Die RUB-Arbeitsgruppe für Energiesystemtechnik und Leistungsmechatronik um Professor Constantinos Sourkounis und Philip Dost  will verhindern, dass Akkus unerwartet schlapp machen. Ein neues Batteriemanagementsystem für Bleisäure-Akkumulatoren soll die Fahrer vor dem Totalausfall bewahren. Über den Bordcomputer erfährt es vom Wechsel oder Einbau einer neuen Fahrzeugbatterie. Anders als bisherige Batteriemanagementsysteme muss es anschließend nicht in der Werkstatt neu eingelernt werden.

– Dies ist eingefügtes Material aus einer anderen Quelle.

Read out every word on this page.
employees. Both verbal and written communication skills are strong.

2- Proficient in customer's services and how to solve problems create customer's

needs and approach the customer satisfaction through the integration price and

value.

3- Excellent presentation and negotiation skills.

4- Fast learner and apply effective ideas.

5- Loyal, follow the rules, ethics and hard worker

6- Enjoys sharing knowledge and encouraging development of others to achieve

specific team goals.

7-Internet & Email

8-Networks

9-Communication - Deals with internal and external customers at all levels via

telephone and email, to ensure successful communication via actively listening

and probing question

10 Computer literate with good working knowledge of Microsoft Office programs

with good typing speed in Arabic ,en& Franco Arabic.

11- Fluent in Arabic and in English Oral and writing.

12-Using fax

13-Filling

„Während der ersten Fahrt misst sich das System automatisch ein und erkennt zugleich die aktuellen Batterieparameter“, sagt Sourkounis. Es gibt Auskunft über Alter, Ladegrad und Funktionsfähigkeit der Fahrzeugbatterie. Diese intelligente Steuerung ist dringend notwendig, denn moderne Pkw brauchen immer mehr Energie. Neben Verbrennungsmotor und Scheinwerfern wollen Dutzende kleiner Elektromotoren und Sensoren elektrisch versorgt sein.
„Akkus mit großer Kapazität verlängern zwar die Lebensdauer, aber sie altern natürlich auch“, so Professor. Sourkounis. Leistungsstarke Fahrzeugbatterien seien außerdem teurer und ebenfalls nicht immun gegen Kälte und lange Ruhezeiten. Wenn die Batterie also nicht ewig leben kann, ist es praktisch, zumindest permanent über ihren Zustand auf dem Laufenden zu bleiben.
„Mit unserem Batteriemanagementsystem ist es erstmals möglich, vor dem Abschalten des Motors vorherzusagen, ob ein Neustart möglich sein wird – und zwar ohne schwer bestimmbare Parameter wie die Diffusionskapazität der Batterie anpassen zu müssen“, sagt Sourkounis. Außerdem weist eine Warnfunktion die Fahrer rechtzeitig auf Ladebedarf hin.